China First Capital today publishes a special research report titled, “China Debt Investing: An Overlooked Opportunity”. You can download a copy by clicking here.

This report examines some of the unique attributes of China debt investing, especially its fast-growing high-yield “non bank” shadow banking sector. Do the high yields adequately price in risk? Is this an investment class international investors should consider? Can the regulatory Great Wall be scaled to get dollars legally in and out for lending in China?

Little has been written in English about China’s huge high-yield debt market except constant predictions of its imminent catastrophic demise. Search “China shadow banking crash” and Google turns up 390,000 books and articles in English, some dating back five years now.
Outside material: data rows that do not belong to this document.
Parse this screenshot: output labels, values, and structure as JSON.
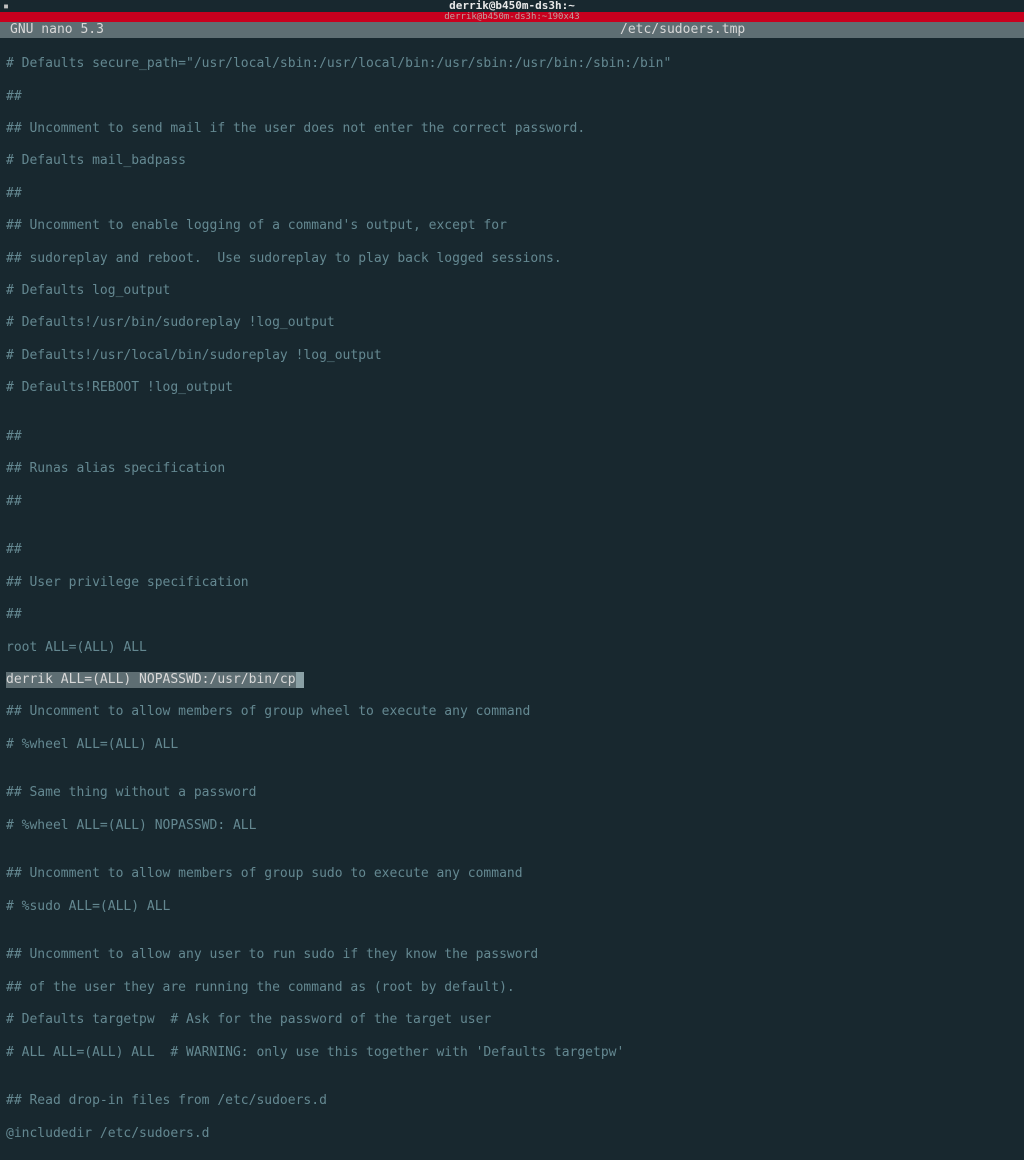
{
  "window": {
    "title": "derrik@b450m-ds3h:~",
    "left_icon": "▪"
  },
  "redbar": {
    "text": "derrik@b450m-ds3h:~190x43"
  },
  "nano_header": {
    "version": "GNU nano 5.3",
    "filename": "/etc/sudoers.tmp"
  },
  "editor_lines": {
    "l01": "# Defaults secure_path=\"/usr/local/sbin:/usr/local/bin:/usr/sbin:/usr/bin:/sbin:/bin\"",
    "l02": "##",
    "l03": "## Uncomment to send mail if the user does not enter the correct password.",
    "l04": "# Defaults mail_badpass",
    "l05": "##",
    "l06": "## Uncomment to enable logging of a command's output, except for",
    "l07": "## sudoreplay and reboot.  Use sudoreplay to play back logged sessions.",
    "l08": "# Defaults log_output",
    "l09": "# Defaults!/usr/bin/sudoreplay !log_output",
    "l10": "# Defaults!/usr/local/bin/sudoreplay !log_output",
    "l11": "# Defaults!REBOOT !log_output",
    "l12": "",
    "l13": "##",
    "l14": "## Runas alias specification",
    "l15": "##",
    "l16": "",
    "l17": "##",
    "l18": "## User privilege specification",
    "l19": "##",
    "l20": "root ALL=(ALL) ALL",
    "highlighted": "derrik ALL=(ALL) NOPASSWD:/usr/bin/cp",
    "l22": "## Uncomment to allow members of group wheel to execute any command",
    "l23": "# %wheel ALL=(ALL) ALL",
    "l24": "",
    "l25": "## Same thing without a password",
    "l26": "# %wheel ALL=(ALL) NOPASSWD: ALL",
    "l27": "",
    "l28": "## Uncomment to allow members of group sudo to execute any command",
    "l29": "# %sudo ALL=(ALL) ALL",
    "l30": "",
    "l31": "## Uncomment to allow any user to run sudo if they know the password",
    "l32": "## of the user they are running the command as (root by default).",
    "l33": "# Defaults targetpw  # Ask for the password of the target user",
    "l34": "# ALL ALL=(ALL) ALL  # WARNING: only use this together with 'Defaults targetpw'",
    "l35": "",
    "l36": "## Read drop-in files from /etc/sudoers.d",
    "l37": "@includedir /etc/sudoers.d"
  }
}
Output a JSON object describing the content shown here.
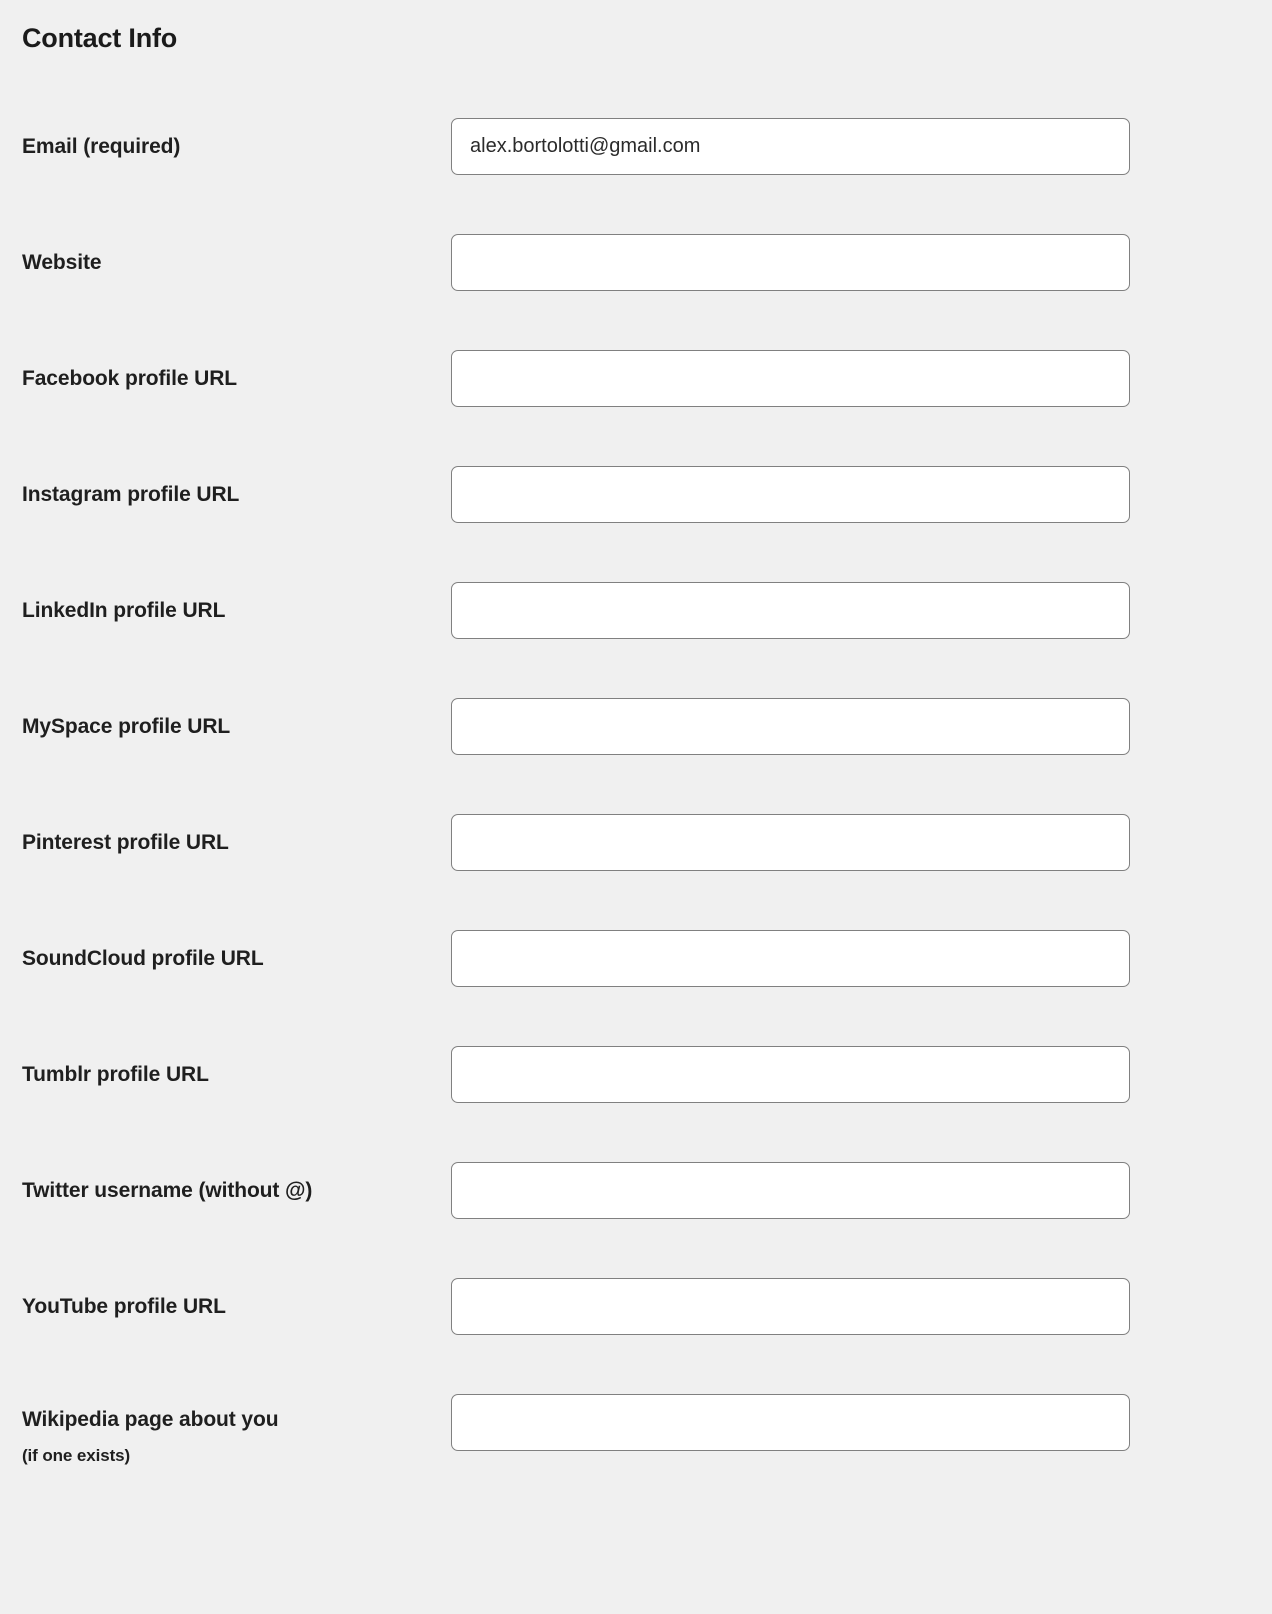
{
  "section": {
    "title": "Contact Info"
  },
  "fields": [
    {
      "label": "Email (required)",
      "value": "alex.bortolotti@gmail.com",
      "placeholder": "",
      "name": "email"
    },
    {
      "label": "Website",
      "value": "",
      "placeholder": "",
      "name": "website"
    },
    {
      "label": "Facebook profile URL",
      "value": "",
      "placeholder": "",
      "name": "facebook"
    },
    {
      "label": "Instagram profile URL",
      "value": "",
      "placeholder": "",
      "name": "instagram"
    },
    {
      "label": "LinkedIn profile URL",
      "value": "",
      "placeholder": "",
      "name": "linkedin"
    },
    {
      "label": "MySpace profile URL",
      "value": "",
      "placeholder": "",
      "name": "myspace"
    },
    {
      "label": "Pinterest profile URL",
      "value": "",
      "placeholder": "",
      "name": "pinterest"
    },
    {
      "label": "SoundCloud profile URL",
      "value": "",
      "placeholder": "",
      "name": "soundcloud"
    },
    {
      "label": "Tumblr profile URL",
      "value": "",
      "placeholder": "",
      "name": "tumblr"
    },
    {
      "label": "Twitter username (without @)",
      "value": "",
      "placeholder": "",
      "name": "twitter"
    },
    {
      "label": "YouTube profile URL",
      "value": "",
      "placeholder": "",
      "name": "youtube"
    },
    {
      "label": "Wikipedia page about you",
      "sublabel": "(if one exists)",
      "value": "",
      "placeholder": "",
      "name": "wikipedia"
    }
  ],
  "colors": {
    "background": "#f0f0f0",
    "input_background": "#ffffff",
    "input_border": "#808080",
    "label_text": "#1f1f1f",
    "value_text": "#2b2b2b"
  }
}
One sample among many, a 2013 book by James Gorrie titled, “The China Crisis: How China’s Economic Collapse Will Lead to a Global Depression”. It perfectly captures the near-unanimous tenor of Western experts and analysts that shadow banking is the iceberg China has already struck. Losses will run into the billions of dollars, we are told, and China’s entire banking industry will teeter and perhaps collapse in a devastating replay of the 2008 financial crisis in the US and Europe.

Those of us in China inhabiting the world of fact rather than prediction, however, will have noticed that there is no crisis, no iceberg, no titanic upsurge of defaults in China’s shadow banking systems. In fact, it is by far the world’s largest, and using actual default statistics rather than somebody’s forecast, the least risky high-yield debt market in the world. There’s good money to be made.

Our report offers only one prediction — that as rules are loosened, global institutional capital will begin to put money into high-yield lending in China, likely by making direct loans to the best of China’s corporate and municipal borrowers. They will do so because debt investing in China offers institutional investors diversification as well as potentially higher risk-adjusted returns than private equity or venture capital.